Wikileaks Gründer zu Unrecht in Haft?

vom 02.03.2011, 15:11 Uhr

Seitdem Julian Assange, der Gründer und Chef der Enthüllungsplattform "Wikileaks", in nun schwedischer Haft sitzt, aufgrund der Vergewaltigungsvorwürfe, sieht er sich selbst als Opfer einer Verschwörung. Draufgesetzt hat er noch einen, als er neuerdings behauptet, es sei eine "jüdische Verschwörung". Assange solle laut der New York Times ein Telefongespräch mit einem britischen Journalisten geführt haben, in dem er seine waghalsigen Vermutungen äußerte. Seine Antwort auf den in der berühmten Zeitung erschienenen Artikel kam via Twitter. Es sei alles frei erfunden, behauptet er.

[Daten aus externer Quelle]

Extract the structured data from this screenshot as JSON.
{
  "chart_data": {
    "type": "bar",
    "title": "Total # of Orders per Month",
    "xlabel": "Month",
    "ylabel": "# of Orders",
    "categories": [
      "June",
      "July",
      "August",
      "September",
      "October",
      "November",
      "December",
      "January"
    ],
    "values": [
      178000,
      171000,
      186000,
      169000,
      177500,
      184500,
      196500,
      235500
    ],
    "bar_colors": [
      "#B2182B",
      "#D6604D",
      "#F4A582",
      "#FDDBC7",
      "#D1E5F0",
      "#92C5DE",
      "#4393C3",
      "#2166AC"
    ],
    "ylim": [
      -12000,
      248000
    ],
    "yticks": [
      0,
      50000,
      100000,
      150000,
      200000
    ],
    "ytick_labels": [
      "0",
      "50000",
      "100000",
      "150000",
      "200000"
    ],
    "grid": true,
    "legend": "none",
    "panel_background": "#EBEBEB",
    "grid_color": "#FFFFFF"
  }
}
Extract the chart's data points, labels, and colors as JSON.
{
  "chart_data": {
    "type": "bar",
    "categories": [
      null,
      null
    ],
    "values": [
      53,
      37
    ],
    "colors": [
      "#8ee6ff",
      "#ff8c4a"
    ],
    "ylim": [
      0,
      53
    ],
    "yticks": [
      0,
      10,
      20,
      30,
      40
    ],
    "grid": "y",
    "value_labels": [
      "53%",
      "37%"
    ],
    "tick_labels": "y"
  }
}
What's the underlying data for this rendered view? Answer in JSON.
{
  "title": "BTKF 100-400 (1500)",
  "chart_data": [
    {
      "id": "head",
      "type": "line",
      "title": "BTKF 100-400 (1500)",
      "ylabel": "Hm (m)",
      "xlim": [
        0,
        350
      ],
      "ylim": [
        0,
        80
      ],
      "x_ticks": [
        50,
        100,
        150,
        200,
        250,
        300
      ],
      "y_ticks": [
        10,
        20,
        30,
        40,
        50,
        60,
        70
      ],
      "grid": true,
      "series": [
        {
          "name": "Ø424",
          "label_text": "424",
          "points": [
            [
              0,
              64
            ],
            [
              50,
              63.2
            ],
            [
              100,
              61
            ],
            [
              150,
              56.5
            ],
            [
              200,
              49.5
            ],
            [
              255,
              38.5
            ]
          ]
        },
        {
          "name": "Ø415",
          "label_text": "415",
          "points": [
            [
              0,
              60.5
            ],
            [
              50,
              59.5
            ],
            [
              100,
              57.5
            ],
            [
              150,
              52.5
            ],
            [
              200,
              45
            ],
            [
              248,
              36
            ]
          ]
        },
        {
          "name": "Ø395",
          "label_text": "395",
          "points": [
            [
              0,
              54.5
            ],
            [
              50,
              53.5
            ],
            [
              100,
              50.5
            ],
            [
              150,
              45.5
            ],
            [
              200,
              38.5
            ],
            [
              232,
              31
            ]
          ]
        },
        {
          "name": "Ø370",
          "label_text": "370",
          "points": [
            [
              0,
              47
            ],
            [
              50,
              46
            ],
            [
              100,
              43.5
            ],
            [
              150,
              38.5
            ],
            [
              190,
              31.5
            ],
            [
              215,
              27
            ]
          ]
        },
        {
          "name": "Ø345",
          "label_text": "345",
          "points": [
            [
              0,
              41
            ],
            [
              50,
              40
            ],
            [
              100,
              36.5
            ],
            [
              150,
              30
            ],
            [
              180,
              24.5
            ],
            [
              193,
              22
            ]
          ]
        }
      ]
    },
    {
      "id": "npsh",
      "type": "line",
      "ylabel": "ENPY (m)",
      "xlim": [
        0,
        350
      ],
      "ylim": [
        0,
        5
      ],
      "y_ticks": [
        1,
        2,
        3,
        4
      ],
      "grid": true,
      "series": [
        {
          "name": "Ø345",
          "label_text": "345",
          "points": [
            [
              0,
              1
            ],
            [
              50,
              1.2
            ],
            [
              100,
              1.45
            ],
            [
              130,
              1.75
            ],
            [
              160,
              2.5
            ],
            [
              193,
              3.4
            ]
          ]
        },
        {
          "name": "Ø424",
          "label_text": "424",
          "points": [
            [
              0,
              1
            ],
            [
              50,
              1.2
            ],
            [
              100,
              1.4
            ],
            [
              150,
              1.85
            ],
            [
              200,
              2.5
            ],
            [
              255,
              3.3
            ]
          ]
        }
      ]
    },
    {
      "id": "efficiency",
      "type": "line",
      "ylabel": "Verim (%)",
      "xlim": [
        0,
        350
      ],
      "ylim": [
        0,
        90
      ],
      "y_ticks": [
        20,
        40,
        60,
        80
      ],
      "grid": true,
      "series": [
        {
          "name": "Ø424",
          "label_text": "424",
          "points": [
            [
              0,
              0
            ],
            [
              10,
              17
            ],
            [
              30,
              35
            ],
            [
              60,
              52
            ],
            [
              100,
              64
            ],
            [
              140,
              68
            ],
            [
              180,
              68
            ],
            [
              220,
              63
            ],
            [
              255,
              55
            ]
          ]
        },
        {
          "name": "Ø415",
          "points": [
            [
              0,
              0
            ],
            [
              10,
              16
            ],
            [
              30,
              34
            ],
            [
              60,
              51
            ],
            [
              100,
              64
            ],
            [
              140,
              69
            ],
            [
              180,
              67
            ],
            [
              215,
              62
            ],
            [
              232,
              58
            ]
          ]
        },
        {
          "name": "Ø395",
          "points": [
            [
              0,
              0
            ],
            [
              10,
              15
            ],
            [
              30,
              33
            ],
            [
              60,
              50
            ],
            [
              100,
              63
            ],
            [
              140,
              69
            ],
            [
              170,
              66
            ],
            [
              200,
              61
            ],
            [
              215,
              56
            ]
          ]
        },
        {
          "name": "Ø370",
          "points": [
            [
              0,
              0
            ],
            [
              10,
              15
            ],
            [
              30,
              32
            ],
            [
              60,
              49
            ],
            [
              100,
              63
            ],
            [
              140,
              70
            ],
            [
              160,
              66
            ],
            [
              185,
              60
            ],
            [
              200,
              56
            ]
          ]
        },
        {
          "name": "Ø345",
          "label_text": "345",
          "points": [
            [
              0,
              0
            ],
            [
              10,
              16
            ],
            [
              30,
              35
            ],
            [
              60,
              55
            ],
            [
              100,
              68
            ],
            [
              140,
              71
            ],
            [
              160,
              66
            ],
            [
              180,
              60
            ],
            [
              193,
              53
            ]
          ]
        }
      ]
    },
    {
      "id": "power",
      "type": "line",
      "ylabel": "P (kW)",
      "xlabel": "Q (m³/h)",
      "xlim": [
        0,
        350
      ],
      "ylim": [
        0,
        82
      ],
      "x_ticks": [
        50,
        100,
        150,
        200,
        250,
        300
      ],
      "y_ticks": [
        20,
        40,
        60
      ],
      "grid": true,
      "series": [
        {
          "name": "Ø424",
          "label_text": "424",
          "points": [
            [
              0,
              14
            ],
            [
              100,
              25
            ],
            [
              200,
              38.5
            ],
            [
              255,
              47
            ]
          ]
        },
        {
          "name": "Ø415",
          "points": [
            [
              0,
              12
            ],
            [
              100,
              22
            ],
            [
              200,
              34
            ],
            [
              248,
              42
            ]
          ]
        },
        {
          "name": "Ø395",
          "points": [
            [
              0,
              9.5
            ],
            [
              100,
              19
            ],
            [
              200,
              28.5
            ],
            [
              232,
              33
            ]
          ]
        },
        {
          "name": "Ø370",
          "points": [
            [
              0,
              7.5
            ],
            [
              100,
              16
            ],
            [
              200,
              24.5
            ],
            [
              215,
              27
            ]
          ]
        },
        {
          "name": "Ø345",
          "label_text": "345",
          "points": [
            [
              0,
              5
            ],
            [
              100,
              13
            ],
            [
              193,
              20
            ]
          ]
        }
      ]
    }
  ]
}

Wie schätzt ihr Assange mittlerweile ein? Glaubt ihr diese ganzen Vorwürfe rund um die Vergewaltigungen sind erfunden und diverse Regierungen versuchen ihn nur schlecht beim Volk dastehen zu lassen? An welchen Ausgang des Prozesses glaubt ihr?

» aris18 » Beiträge: 431 » Talkpoints: 1,68 » Auszeichnung für 100 Beiträge



Also es stimmt überhaupt nicht, dass Julien Assange in schwedischer Haft sitzt. Der britische Richter hat dem Auslieferungsantrag der schwedischen Staatsanwälte zwar zugesagt (was er ja mehr oder weniger musste, weil es einen gültigen internationalen Haftbefehl gibt), Julien Assange kann gegen diese Entscheidung aber Berufung einlegen und hat dies auch getan. Bis er einen Berufungtermin erhält, ist er wieder durch Kaution auf freiem Fuß in England. Erst wenn er nach Schweden ausgeliefert wird, muss er dort auch im Gefängnis sitzen. Dort wird er dann auch bleiben müssen, weil es in Schweden kein System der Kaution gibt soweit ich weiß.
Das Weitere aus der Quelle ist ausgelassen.